Fuel gross profit increased to $54.9 million from $53.8 million a year ago as retail fuel margin per gallon increased to12.9 cents from 12.3 cents in the prior-year quarter. Comparable-store fuel gallons sold declined 2.3%.

"Our solid third-quarter results reflect continuing progress as we grew merchandise and fuel gross profit while controlling expenses," Hatchell said. "Improved merchandising effectiveness drove a 2.3% increase in comparable-store merchandise sales, with sales per customer up 3.9%. Overall fuel performance was also encouraging as our balanced approach led to further sequential quarterly improvement in comparable-store fuel gallons sold. Our team is focused on achieving strong fourth-quarter results and positioning the company for further growth in fiscal 2015."

Hatchell detailed how the stores achieved that improved effectiveness. "We put a lot of emphasis on our team members out in the stores this quarter on asking them to really pay attention to the impulse sales items that are available to the customer and tie those in with the Roo Cup," he said. "We had some nice sales contests for the folks and our merchandising team sourced an awful lot of really effective impulse items. So between the team members being excited about some sales contests and having the right mix out there for this quarter, it worked really nice."

Store portfolio activity during the quarter included rebuilding one store--replacing an older store with a new, large-format store--adding four new quick-service restaurants (QSRs) and closing seven stores.

"We are positioning ourselves to be lined up to do eight to 10 new units in fiscal 2015," he said. "We would continue to close stores at the rate that [we] have seen in recent years."

Hatchell said that the company's acquisition strategy has not changed. "We are focusing on studying markets, and so if there is an acquisition to be made, it would be small; it would be store a group of stores that happen to be within a market that helps strengthen the strongest markets that we have," he said. "Otherwise, we are going to pay attention to remodels and new store growth.

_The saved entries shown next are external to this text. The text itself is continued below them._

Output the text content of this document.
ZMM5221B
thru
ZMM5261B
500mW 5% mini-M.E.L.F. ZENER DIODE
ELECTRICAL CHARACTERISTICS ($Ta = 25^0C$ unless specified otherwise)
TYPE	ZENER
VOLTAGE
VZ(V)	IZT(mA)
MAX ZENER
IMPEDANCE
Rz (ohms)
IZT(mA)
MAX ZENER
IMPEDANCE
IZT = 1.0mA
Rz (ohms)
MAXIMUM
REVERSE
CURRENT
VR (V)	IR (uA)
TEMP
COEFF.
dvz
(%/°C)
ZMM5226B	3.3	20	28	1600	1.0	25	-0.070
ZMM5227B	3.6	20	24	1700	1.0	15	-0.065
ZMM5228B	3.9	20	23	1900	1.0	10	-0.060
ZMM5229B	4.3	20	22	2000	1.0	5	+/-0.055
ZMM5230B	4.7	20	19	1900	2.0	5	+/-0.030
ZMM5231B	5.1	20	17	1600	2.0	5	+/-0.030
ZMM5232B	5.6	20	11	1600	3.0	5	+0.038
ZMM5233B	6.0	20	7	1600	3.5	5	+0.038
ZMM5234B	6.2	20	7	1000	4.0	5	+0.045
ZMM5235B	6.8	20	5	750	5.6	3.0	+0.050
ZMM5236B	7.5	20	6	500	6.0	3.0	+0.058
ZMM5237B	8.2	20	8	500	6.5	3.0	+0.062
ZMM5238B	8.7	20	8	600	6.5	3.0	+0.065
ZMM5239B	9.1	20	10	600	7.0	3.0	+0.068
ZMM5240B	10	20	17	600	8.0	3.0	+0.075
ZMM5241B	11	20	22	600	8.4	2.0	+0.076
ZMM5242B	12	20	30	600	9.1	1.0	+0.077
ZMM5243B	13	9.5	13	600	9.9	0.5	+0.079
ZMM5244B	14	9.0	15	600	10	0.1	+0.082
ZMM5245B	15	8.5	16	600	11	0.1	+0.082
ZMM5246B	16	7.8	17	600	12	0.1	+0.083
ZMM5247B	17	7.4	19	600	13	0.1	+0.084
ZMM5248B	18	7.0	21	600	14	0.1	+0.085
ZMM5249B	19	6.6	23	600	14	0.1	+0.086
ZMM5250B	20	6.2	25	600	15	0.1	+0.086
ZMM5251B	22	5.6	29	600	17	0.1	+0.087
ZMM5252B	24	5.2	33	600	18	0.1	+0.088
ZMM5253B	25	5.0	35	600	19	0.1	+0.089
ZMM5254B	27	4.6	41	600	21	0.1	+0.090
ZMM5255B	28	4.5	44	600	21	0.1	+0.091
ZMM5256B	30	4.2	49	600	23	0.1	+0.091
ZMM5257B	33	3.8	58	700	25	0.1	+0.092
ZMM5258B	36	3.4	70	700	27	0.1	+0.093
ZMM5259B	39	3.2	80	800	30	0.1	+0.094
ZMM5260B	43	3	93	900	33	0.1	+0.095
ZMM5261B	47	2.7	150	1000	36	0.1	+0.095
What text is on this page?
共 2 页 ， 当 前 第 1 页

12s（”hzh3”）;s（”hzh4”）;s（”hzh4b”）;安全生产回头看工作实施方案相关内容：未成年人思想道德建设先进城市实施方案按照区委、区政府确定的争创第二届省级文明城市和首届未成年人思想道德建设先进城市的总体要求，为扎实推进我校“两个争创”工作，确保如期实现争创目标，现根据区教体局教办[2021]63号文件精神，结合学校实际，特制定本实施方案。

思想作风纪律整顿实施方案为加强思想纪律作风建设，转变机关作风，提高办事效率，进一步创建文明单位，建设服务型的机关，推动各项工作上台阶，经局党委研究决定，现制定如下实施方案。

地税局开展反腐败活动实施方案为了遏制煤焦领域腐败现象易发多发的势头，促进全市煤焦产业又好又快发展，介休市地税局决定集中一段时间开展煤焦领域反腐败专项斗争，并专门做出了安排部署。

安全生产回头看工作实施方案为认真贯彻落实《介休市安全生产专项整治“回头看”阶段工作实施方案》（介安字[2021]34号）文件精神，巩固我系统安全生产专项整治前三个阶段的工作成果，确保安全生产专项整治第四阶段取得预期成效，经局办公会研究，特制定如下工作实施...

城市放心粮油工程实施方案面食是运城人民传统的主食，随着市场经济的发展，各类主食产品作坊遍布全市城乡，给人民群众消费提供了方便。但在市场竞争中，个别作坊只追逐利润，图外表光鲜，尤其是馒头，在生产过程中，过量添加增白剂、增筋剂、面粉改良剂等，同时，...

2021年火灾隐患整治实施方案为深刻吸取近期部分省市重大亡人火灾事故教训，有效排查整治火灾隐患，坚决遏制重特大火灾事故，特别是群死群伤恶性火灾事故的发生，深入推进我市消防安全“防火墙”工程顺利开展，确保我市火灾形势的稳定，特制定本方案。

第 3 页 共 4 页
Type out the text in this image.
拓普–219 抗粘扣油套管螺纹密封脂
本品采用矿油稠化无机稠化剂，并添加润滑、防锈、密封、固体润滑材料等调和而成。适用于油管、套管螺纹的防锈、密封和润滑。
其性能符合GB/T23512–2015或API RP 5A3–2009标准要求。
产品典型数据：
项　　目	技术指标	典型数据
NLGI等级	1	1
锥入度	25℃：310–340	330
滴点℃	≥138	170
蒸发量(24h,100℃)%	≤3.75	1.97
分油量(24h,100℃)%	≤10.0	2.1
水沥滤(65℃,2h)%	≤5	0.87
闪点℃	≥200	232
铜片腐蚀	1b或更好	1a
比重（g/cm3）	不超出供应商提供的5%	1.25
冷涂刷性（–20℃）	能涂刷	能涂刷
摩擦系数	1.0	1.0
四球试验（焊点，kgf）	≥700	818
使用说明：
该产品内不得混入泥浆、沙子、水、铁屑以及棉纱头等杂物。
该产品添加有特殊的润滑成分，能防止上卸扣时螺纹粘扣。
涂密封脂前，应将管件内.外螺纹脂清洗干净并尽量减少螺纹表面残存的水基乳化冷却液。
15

Concerning the competitive landscape and intensity, he said, "We continue to see new store openings from some very good competitors--Sheetz, Wawa and [QuikTrip]--and they are continuing to expand, but it doesn't feel like its any faster or slower. We think they all will be coming at the same pace as we had both predicted and are anticipating with our store reaction. We prefer they didn't do it, but it's unchanged, and they are good competitors."

Rather than talk about the competition, Hatchell stayed focus on The Pantry.

"We know who our customers are; we are staying very focused in taking care of them," he said. "We think that there is a position for us in the marketplace. We obviously pay attention to the new competitors in the marketplace, but we are not trying to be them. We think there is plenty of room for us to get our share, and that's what we stay focused on. So we know what's happening in the marketplace, but we still need to be The Pantry, and we keep our stores very local, [providing] what our particular customers are looking for."

Based in Cary, N.C., The Pantry is a leading independently operated convenience store chain in the southeastern United States and one of the largest independently operated c-store chains in the country. As of July 30, 2014, the company operated 1,525 stores in 13 states under select banners, including Kangaroo Express, its primary operating banner.